SUNY Polytechnic Institute (SUNY Poly) announced today that Professor of Nanoscale Engineering Dr. Ji Ung Lee has been awarded $150,000 in funding from the SUNY Applied Materials Research Institute (SAMRI) to develop new stacking processes for increasing transistor density in computer chips. By using novel interconnect technology between different transistor layers, this stacked arrangement can serve as a more cost-effective alternative to shrinking transistors and potentially lead to faster, more power-efficient computer chips.
By Steve Ference
SAMRI is a strategic alliance between the State University of New York (SUNY) and Applied Materials, Inc. that serves as a nucleus of research and development activities on advanced materials, devices, manufacturing, and emerging areas of science and technology. SAMRI is a key component of Applied’s broader collaborations in New York, which include the Materials Engineering Technology Accelerator (META Center) at the Albany Nanotech Complex and a venture capital co-investment initiative with the State of New York.
“On behalf of SUNY Poly, I congratulate Dr. Lee for being selected to receive this award which could lead to next-generation computer chips that are both faster and less expensive to produce, and could help contribute to addressing the chip shortage in the future,” said SUNY Poly Acting President Dr. Tod A. Laursen. “Dr. Lee’s research is a testament to the caliber of this institute’s faculty, and it showcases how New York State and SUNY Poly’s collaborative high-tech initiatives can help meet the nation’s advanced computing needs.”
As part of this SAMRI award, a postdoctoral researcher is anticipated to be hired to support this work. They will use the advanced 300mm wafer line at the Albany Nanotech Complex, in partnership with New York Center for Research, Economic Advancement, Technology, Engineering and Science (NY CREATES), and introduce new materials, including two-dimensional semiconductors, to form the various transistor layers.
In addition, this project, which is eligible for up to an additional $450,000 in future funding, will aim to develop a new type of transistor to allow the development of more power-efficient machine learning hardware.
“I am proud to congratulate Dr. Lee on receiving this award, which will support his research that is highly relevant for addressing current computer chip challenges, including making them faster and more efficient at information processing and less costly to produce,” said Dr. Nathaniel Cady, SUNY Poly Interim Vice President of Research; Empire Innovation Professor of Nanobioscience; and Executive Director of SAMRI. “This is a great example of how the R&D synergies between academic expertise and the availability of state-of-the-art resources make SUNY Poly a world-class institute for research.”

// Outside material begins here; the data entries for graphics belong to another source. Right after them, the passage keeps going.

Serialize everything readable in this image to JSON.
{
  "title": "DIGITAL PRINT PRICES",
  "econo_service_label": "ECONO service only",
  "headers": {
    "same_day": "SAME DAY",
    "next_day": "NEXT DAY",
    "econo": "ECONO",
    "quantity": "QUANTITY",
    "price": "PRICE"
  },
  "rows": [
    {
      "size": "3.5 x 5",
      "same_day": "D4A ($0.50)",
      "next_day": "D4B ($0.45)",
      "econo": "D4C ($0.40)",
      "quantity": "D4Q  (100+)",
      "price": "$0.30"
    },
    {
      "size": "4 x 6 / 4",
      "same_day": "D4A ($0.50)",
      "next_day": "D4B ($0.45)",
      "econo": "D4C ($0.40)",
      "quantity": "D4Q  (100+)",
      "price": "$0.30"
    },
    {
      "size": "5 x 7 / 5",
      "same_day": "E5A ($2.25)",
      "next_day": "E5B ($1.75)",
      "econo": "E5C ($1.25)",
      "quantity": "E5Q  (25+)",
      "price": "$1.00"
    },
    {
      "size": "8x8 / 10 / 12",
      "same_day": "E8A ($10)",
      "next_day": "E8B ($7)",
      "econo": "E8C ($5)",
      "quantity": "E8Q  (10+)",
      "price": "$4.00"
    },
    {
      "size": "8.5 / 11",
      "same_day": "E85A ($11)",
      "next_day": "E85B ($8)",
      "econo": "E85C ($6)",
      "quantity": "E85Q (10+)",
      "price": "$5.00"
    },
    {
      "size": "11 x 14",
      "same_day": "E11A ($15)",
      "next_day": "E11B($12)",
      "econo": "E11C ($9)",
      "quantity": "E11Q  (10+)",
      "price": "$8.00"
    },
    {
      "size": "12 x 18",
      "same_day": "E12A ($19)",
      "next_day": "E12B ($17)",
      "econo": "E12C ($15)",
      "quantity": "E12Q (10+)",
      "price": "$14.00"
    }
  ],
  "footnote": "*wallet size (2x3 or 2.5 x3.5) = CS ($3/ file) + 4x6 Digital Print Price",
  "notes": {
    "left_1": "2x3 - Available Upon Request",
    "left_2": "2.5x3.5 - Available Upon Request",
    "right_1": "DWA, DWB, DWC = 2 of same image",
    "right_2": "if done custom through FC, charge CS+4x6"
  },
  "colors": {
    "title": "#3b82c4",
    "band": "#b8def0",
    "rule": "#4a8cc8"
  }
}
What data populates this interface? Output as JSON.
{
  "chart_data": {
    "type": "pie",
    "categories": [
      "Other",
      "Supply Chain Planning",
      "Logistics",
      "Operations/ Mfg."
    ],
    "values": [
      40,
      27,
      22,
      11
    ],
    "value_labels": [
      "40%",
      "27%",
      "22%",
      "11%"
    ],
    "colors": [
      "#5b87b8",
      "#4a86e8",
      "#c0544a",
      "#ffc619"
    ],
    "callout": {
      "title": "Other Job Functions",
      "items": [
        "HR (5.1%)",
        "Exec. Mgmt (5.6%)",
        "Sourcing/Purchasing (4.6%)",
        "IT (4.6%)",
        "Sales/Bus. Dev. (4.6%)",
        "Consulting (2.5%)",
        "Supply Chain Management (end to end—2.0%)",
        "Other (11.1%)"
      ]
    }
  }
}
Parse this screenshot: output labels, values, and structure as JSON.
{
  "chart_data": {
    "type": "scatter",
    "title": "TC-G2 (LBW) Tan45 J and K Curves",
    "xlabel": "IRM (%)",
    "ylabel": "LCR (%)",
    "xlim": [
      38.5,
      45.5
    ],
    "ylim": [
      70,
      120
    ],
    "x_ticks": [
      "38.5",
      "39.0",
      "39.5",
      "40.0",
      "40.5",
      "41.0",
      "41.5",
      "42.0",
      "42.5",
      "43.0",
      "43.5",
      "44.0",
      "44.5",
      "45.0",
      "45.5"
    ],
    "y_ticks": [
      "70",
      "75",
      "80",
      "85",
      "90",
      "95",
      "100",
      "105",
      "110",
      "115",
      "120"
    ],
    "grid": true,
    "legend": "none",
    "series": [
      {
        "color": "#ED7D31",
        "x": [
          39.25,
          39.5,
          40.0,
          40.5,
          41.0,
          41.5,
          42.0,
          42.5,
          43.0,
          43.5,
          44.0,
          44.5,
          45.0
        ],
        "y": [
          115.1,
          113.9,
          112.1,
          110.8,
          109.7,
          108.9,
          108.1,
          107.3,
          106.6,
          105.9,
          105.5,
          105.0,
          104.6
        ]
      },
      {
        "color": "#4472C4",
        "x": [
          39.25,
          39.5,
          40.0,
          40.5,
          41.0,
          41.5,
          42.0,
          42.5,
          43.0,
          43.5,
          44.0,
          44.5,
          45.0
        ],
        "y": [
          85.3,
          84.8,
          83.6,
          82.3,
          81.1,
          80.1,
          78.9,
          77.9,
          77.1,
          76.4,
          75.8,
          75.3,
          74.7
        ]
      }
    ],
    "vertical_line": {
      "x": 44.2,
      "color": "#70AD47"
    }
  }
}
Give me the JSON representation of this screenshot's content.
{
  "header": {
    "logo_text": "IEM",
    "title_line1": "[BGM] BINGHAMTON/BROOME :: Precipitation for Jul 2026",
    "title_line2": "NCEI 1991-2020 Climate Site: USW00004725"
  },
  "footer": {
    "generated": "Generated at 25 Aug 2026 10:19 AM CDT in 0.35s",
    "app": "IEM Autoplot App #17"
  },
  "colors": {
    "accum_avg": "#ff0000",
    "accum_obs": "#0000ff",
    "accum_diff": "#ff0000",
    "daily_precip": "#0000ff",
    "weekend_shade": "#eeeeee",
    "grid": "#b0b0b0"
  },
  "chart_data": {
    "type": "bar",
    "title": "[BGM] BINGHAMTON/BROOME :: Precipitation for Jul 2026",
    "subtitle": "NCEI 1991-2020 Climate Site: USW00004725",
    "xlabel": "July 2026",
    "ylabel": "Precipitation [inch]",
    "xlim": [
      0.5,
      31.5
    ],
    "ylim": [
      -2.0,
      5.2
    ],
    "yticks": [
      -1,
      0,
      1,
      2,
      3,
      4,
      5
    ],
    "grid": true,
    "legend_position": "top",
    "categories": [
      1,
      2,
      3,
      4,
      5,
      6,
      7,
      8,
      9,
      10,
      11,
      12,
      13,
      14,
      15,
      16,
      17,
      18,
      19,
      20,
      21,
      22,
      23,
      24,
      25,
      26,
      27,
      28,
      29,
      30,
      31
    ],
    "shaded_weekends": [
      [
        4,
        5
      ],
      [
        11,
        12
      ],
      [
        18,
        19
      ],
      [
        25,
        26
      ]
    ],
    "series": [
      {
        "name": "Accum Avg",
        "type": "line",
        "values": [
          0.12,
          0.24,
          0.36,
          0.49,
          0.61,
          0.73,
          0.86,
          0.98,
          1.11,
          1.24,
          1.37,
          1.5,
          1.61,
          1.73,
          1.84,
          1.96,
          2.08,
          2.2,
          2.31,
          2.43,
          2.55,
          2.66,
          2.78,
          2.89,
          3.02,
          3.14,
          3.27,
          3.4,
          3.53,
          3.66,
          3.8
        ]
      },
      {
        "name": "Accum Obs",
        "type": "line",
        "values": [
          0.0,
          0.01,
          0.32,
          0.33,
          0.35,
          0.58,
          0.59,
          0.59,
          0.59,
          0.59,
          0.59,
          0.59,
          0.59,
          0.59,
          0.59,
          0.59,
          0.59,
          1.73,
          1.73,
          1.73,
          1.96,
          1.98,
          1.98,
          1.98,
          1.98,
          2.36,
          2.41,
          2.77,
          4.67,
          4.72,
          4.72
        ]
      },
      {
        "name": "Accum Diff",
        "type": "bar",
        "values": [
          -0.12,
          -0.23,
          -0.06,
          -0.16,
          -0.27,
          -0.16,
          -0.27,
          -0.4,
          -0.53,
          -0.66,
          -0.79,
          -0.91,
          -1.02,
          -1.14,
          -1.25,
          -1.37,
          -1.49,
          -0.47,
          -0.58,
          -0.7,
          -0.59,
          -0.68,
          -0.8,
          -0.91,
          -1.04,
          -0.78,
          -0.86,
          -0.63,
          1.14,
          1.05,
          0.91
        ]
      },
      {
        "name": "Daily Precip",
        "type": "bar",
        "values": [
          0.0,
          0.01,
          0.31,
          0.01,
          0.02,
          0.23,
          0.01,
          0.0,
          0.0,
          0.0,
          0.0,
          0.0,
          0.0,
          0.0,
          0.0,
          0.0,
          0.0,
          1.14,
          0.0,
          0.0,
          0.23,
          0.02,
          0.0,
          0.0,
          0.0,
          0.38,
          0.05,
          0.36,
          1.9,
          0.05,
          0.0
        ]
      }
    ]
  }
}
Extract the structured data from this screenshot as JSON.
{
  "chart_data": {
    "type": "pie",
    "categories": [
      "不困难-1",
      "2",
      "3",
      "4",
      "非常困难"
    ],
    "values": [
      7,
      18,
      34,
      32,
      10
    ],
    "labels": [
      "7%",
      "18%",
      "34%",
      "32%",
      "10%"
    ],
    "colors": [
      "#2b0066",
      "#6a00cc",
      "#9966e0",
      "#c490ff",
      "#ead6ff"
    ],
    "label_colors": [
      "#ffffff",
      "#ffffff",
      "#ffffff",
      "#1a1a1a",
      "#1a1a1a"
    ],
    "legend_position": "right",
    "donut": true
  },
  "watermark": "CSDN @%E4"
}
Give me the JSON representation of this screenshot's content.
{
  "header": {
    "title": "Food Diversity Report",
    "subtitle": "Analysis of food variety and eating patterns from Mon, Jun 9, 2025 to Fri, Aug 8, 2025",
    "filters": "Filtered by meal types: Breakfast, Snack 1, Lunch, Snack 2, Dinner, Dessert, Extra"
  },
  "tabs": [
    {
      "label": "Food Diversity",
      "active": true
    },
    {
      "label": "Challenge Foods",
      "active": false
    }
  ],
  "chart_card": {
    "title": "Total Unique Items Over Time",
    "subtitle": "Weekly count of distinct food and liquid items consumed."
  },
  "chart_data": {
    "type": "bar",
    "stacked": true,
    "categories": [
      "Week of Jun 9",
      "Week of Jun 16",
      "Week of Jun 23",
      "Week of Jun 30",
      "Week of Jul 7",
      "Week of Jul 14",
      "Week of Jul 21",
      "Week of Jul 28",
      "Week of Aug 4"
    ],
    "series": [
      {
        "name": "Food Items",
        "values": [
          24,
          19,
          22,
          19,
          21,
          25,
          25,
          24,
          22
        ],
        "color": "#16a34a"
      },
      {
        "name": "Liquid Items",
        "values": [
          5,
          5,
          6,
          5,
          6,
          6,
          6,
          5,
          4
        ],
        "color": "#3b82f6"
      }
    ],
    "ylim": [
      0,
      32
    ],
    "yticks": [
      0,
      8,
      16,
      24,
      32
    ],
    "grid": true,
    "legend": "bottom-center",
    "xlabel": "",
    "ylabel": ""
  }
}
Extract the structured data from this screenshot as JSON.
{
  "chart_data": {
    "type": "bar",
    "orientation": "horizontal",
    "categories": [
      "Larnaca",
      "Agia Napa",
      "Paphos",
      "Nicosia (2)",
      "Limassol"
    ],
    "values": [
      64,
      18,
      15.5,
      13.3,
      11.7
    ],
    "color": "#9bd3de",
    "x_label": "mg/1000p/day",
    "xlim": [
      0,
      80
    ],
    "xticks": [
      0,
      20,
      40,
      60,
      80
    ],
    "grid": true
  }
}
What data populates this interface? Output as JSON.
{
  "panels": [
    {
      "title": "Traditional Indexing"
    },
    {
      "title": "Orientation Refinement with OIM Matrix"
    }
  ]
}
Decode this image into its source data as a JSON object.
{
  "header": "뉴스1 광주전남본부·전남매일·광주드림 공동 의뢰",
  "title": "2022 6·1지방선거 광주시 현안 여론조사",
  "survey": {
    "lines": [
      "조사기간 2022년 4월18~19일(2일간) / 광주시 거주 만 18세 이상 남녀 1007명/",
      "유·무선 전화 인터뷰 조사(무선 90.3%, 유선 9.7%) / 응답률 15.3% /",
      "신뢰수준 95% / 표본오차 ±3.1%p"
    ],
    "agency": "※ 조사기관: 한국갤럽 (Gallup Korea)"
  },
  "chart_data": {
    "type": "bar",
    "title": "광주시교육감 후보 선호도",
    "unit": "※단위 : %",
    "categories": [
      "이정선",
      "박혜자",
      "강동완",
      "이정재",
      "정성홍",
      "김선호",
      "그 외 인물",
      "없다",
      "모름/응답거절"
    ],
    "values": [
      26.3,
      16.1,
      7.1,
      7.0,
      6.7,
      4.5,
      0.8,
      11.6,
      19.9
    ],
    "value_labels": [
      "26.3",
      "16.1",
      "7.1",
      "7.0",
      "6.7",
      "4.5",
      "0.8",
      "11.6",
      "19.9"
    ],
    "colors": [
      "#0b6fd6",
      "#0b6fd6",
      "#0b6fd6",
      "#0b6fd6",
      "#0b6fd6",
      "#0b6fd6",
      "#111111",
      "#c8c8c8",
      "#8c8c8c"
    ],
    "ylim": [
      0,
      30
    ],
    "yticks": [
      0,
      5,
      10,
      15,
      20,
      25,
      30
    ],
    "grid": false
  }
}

“I am grateful to receive this funding from SAMRI. It will help SUNY Poly maintain its important research-focused role supporting the continuation of Moore’s Law without having to shrink transistors, which can lead to computer chips becoming faster and more affordable, while we also seek to enable more efficient AI-specific hardware,” said Dr. Lee. “I also look forward to working closely with Daniel Steinke of NY CREATES to develop these innovative processes using the 300mm wafer line that is available at the Albany Nanotech Complex.”
In 2019 SUNY Poly announced that Professor Lee was awarded $6.25 million in federal funding from the Naval Research Laboratory (NRL) to leverage the state-of-the-art 300mm fabrication facility, co-located with SUNY Poly’s Albany campus at the Albany Nanotech Complex, and use new nanoscale materials to fabricate advanced electronic devices in order to impart more functionality to future computer chips. As part of this five-year grant, Dr. Lee’s team is also developing artificial intelligence (AI)-specific hardware, which could lead to greater efficiency for AI applications, such as pattern and voice recognition. Notably, this grant represented SUNY Poly’s largest single investigator-faculty award to date.